Starting from 2029, the Oscars will no longer air on traditional television. Instead, they will stream exclusively on YouTube, marking one of the biggest shifts in awards show history.

What Exactly Is Changing In 2029?

The 101st Academy Awards, scheduled for 2029, will be the first Oscars ceremony to stream live on YouTube worldwide. This move officially ends the show's long-running broadcast partnership with ABC, which will continue airing the ceremony only until the 100th Oscars in 2028. From 2029 onwards, YouTube will hold exclusive global rights to the main awards ceremony.

What Does The YouTube Deal Include?

The agreement between the Academy and YouTube covers:

  • The live Oscars ceremony
  • Red carpet coverage
  • Behind-the-scenes content
  • The Governors Awards
  • Year-round Academy programming such as nominations announcements, interviews, special features, and educational content

In short, YouTube becomes the primary home for the Oscars not just for one night, but all year.

Will Viewers Have To Pay?

No. The Oscars will stream live and free on YouTube globally. In the United States, the ceremony will also be available via YouTube TV for subscribers. This is a major accessibility shift compared to traditional cable-dependent broadcasts.

Why The Academy Is Making This Move

The decision reflects how audiences now watch major events. Television viewership for award shows has steadily declined, while digital platforms dominate how younger and international audiences consume content. YouTube offers the Academy something broadcast television no longer can: mass global reach in one place.

With billions of logged-in users worldwide, YouTube allows the Oscars to meet viewers where they already are-on phones, tablets, laptops, and smart TVs.

What Happens To ABC And Traditional TV?

ABC will still broadcast the Oscars through 2028, including the milestone 100th ceremony. After that, the show exits broadcast television entirely. This makes the Oscars one of the most high-profile entertainment events to fully abandon traditional TV for a digital-only platform.

What This Means For The Oscars As A Brand

Streaming on YouTube opens up new possibilities:

  • Greater interaction through live comments and real-time engagement
  • Easier access for international audiences
  • Broader appeal to younger viewers who rarely watch scheduled TV
  • At the same time, it raises questions about how the ceremony's tone, pacing, and presentation might evolve in a digital-first space.

The Timeline At A Glance

  • 2028: Oscars air on ABC for the final time (100th ceremony)
  • 2029: Oscars begin exclusive global streaming on YouTube
  • 2029-2033: YouTube holds streaming rights under the current deal

What We Don't Know Yet

The financial terms of the agreement have not been made public. The Academy has also not detailed whether the format or runtime of the ceremony will change once it moves fully online. Those answers are likely to emerge closer to 2029.

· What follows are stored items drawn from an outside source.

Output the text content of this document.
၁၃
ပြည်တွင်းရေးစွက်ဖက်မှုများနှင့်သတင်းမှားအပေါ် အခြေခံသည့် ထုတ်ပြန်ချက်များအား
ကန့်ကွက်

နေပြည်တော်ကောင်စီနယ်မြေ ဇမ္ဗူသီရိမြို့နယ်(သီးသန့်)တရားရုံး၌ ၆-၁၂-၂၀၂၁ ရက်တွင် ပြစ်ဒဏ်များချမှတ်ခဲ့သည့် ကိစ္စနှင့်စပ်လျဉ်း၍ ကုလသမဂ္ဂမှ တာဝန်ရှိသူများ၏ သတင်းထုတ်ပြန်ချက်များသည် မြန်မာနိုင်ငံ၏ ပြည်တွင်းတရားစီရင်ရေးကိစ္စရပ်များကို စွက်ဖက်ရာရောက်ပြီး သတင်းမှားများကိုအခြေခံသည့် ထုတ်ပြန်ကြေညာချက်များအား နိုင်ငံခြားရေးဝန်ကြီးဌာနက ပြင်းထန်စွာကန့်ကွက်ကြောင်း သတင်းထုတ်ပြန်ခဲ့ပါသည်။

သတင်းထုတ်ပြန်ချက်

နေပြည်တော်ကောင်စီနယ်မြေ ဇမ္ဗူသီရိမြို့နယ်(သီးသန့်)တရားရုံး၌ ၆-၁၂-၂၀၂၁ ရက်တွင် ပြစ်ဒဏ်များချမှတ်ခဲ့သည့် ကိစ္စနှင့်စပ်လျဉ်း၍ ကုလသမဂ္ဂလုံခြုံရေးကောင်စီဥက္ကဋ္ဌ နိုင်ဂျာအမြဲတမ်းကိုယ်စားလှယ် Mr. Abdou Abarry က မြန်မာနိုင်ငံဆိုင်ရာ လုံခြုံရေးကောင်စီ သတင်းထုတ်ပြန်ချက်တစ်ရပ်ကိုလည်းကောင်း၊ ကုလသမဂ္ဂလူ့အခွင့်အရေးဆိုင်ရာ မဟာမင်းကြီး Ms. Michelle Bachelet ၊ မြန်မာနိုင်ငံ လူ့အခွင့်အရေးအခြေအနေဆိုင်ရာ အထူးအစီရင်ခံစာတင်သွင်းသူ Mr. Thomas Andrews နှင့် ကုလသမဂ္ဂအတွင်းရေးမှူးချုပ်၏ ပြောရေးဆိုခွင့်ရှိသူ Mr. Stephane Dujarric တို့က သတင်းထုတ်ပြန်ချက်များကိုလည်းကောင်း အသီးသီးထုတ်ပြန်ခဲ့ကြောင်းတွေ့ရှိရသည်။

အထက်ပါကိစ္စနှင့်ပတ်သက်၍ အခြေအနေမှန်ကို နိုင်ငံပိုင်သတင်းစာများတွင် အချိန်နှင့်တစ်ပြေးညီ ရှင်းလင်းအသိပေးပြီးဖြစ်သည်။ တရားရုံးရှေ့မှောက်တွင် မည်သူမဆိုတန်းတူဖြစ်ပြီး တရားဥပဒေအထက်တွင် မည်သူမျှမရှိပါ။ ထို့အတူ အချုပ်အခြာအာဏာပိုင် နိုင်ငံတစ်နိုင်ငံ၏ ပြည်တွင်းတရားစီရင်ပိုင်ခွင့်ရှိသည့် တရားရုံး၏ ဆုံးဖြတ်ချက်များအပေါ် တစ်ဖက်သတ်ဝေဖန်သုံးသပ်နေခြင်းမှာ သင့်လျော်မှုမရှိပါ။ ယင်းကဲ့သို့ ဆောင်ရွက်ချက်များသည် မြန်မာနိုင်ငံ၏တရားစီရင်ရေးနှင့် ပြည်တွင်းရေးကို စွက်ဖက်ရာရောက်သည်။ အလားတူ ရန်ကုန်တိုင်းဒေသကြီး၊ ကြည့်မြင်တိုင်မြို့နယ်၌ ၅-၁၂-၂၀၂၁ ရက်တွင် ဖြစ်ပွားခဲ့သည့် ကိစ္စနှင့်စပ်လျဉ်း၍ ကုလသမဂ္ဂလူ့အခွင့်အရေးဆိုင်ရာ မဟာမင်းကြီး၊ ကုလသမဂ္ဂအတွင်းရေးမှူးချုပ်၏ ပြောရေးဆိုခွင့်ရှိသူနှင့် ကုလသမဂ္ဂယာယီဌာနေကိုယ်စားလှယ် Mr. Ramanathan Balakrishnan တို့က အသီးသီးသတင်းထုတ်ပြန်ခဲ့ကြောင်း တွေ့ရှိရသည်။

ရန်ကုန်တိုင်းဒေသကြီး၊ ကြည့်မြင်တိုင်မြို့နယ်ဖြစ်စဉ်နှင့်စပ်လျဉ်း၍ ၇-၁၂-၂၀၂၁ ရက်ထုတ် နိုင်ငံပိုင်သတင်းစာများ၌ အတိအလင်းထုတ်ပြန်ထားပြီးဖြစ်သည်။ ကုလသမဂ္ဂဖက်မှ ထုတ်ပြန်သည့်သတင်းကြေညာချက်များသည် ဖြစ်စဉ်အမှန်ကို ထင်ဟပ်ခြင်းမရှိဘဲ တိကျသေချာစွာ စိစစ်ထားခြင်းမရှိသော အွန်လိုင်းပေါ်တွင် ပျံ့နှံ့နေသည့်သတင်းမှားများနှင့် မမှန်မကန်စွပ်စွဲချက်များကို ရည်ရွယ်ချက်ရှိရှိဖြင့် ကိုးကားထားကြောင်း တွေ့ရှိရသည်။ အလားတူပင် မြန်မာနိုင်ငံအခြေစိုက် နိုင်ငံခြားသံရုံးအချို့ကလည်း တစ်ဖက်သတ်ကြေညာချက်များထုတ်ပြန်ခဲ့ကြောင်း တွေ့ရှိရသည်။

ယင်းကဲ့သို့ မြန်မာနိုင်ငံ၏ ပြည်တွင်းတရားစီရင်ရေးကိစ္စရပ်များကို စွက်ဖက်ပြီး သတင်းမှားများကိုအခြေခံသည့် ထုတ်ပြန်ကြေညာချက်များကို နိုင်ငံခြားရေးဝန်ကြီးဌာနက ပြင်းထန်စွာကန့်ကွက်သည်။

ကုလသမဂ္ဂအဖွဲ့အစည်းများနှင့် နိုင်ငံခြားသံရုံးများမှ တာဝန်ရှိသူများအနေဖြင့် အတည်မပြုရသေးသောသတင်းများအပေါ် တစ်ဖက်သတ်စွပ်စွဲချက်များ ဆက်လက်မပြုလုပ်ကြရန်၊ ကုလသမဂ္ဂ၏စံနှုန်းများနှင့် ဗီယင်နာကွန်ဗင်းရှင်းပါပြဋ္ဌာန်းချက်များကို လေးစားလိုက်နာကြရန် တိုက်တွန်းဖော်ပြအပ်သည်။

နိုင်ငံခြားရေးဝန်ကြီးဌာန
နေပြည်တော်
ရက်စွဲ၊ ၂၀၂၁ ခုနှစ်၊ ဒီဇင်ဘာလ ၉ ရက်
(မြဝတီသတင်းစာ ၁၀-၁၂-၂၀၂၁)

The Oscars moving to YouTube is a signal. The Academy is acknowledging that prestige alone no longer guarantees attention, and accessibility now matters as much as tradition.

By shifting to YouTube, the Oscars are betting on reach, relevance, and a global audience that no longer waits for prime-time television. Whether this reshapes how the ceremony feels remains to be seen, but one thing is clear: the Oscars are officially stepping into a streaming-first future.